Immers, in plaats van een gewone biografie van Eduard Kis geschreven door Danilo Kis, krijgen we in "Tuin, as" het verhaal van een ketterse fantast dat ons verteld wordt vanuit een perspectief van diens al even ongeremd fantaserende zoon. Die zoon is bovendien een jongetje, dat niet weet of niet wil begrijpen dat er een holocaust aan de gang is, en dat niet begrijpt of niet wil aanvaarden dat zijn vader is omgekomen in Auschwitz. Wat je dan kunt lezen als kinderlijke naïveteit, maar ook als Don Quichotteske heroïek: het heldhaftig vasthouden aan de eigen fantasie dat de vader in verschillende gedaanten en vermommingen voortleeft, ook al is die fantasie vergeefs en zo fragiel als een droom. Voorts zien we in "Tuin, as" wel degelijk de bij deze tijden horende razzia's en pogroms, maar dan vanuit een bewust ongewone invalshoek.

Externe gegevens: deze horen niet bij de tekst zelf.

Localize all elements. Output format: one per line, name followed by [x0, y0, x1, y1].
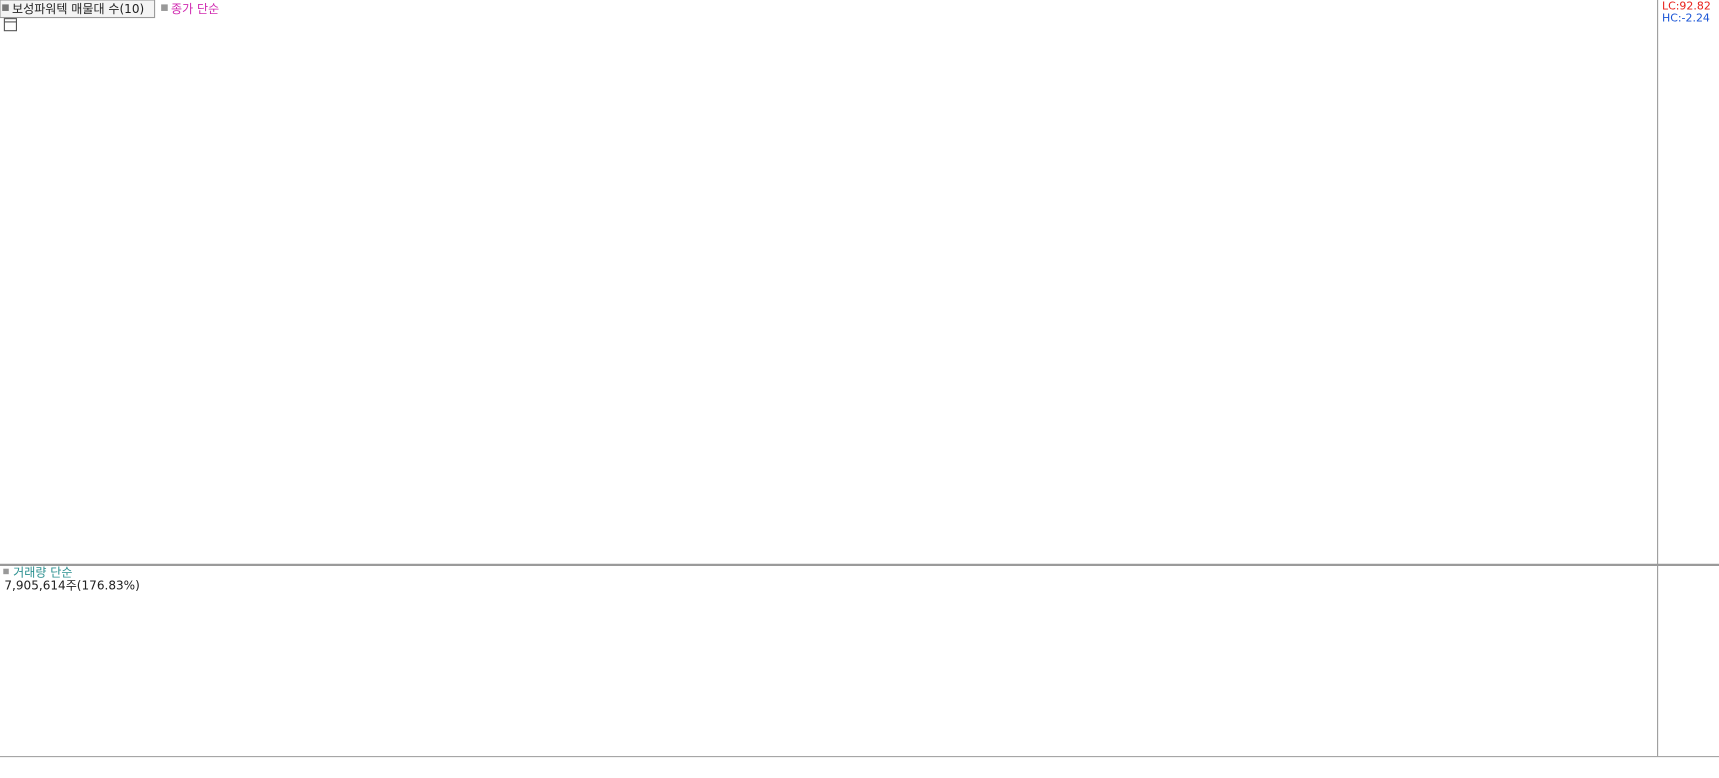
legend-icon — [161, 4, 168, 11]
title-icon — [2, 4, 9, 11]
lc-label: LC:92.82 — [1662, 0, 1711, 13]
volume-info: 7,905,614주(176.83%) — [4, 579, 139, 593]
calendar-icon — [3, 18, 17, 32]
hc-label: HC:-2.24 — [1662, 12, 1710, 25]
labels: 보성파워텍 매물대 수(10) 종가 단순 LC:92.82 HC:-2.24 … — [0, 0, 1711, 593]
volume-legend-icon — [3, 568, 9, 575]
legend-label: 종가 단순 — [171, 2, 219, 16]
chart-title: 보성파워텍 매물대 수(10) — [12, 2, 144, 16]
volume-legend-label: 거래량 단순 — [13, 566, 72, 580]
title-box — [0, 0, 156, 19]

Bijvoorbeeld: gezien door de blik van een kind dat alles met zijn fantasie vervormt en dat niet weet of weten wil wat er gebeurt. Of: indirect getoond in de apocalyptische visioenen en fantasieën van de jeugdige Andi, die bijvoorbeeld adembenemende eigen versies bedenkt van de zondvloed, en die soms ook eigen dierbaren door die zondvloed verzwolgen ziet worden, maar dan zonder daarbij de termen razzia, pogrom of holocaust te gebruiken. Want dat zijn nou precies de al te gebruikelijke termen en al te algemene abstracties die Kis vermijden wil. Of, anders en beter gezegd misschien: dat zijn nou precies de onacceptabele aspecten van de realiteit die Andi Sam en Eduard Sam willen overtroeven met hun ketterse fantasieën. Hoe vergeefs en futiel dat ook is.

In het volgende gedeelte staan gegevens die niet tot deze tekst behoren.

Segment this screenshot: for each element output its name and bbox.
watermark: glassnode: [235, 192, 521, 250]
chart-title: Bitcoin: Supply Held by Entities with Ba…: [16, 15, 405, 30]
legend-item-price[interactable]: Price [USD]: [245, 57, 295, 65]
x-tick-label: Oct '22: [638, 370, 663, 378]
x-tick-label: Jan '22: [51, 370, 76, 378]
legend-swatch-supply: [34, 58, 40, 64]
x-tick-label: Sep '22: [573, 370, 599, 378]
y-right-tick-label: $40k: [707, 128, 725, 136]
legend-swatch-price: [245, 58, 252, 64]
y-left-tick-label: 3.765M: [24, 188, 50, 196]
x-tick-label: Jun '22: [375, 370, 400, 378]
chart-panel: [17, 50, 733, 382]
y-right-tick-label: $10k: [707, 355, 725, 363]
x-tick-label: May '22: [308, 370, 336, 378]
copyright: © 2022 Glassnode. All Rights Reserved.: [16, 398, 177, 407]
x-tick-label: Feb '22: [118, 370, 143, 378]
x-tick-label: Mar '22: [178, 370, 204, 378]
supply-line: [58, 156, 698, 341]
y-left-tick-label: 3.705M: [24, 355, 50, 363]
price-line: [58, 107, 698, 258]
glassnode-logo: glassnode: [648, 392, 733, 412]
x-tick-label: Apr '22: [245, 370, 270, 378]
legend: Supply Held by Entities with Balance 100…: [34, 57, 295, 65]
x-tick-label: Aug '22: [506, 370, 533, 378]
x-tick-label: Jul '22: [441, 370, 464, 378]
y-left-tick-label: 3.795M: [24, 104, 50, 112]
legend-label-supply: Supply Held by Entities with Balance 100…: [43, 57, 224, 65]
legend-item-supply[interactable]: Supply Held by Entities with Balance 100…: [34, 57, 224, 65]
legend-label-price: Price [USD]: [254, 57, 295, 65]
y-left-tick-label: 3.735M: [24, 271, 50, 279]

Nergens in "Tuin, as" zien we dus gemeenplaatsen over hoe hele werelden verdwenen door de holocaust. En nergens zien we de voor de hand liggende dramatische climaxen vol ach en wee. Maar wel zien we een ongewoon lange, buitengewoon gedetailleerde beschrijving van de Singer naaimachine van Andi's moeder. Met zelfs een oud plaatje van een Singer daarbij. En tientallen pagina's later de bijna terloopse zin: "Ook de Singer van mijn moeder verdween voorgoed in de chaos van de oorlog, hij verdween als een weeskind, trok de wijde wereld in, al te gevoelig voor onrust". Opmerkelijk hoe zo'n lange beschrijving van een Singer toch een hele voorbije wereld kan oproepen, intrigerend hoe die Singer veel later ineens een weeskind wordt genoemd terwijl Andi die term niet voor zichzelf gebruikt. Dus nee, geen conventioneel pathos, en juist wel ironische distantie door de ongewoonheid van stijl en vorm. Maar mij raakt dat minstens zo hard, en vermoedelijk zelfs harder dan een meer expliciterende passage vol dramatiek en tragische violen. Hetzelfde voel ik bij een opmerkelijk lange beschrijving van een dienblad, eveneens een symbool van een verdwenen wereld en van het verlangen om zich alles wat verdwenen is toch voor te stellen. Of bij een paginalange associatieve opsomming van uiteenlopende dingen: ook dat toont het verlangen om alles te benoemen en te bewaren, zelfs ogenschijnlijk futiele details die in geen enkel overkoepelend verband lijken te passen; bovendien is die opsomming even gefragmenteerd en onsamenhangend maar ook even raadselachtig en poëtisch als de wereld zoals Andi die soms beleeft. Ook intrigerend en ontroerend zijn de beschrijvingen van de fantastische veelvormige werelden die Andi samenstelt -of: monteert, reconstrueert- uit gefragmenteerde knipsels uit weekbladen. En al even ontroerend is Andi's begeesterde bejubeling van Eduard Sams "oer- Faust": een encyclopedisch werk vol trein-, vaar- en vliegroutes, dat in onze routineuze ogen gewoon een handzaam naslagwerk is, maar in de fantasievolle ogen van Andi en Eduard een magisch werk vol van gedroomde en toverachtige reismogelijkheden die de lezer letterlijk in vervoering brengen. Zij het dan wel in een wereld die op zijn grondvesten sidderde.....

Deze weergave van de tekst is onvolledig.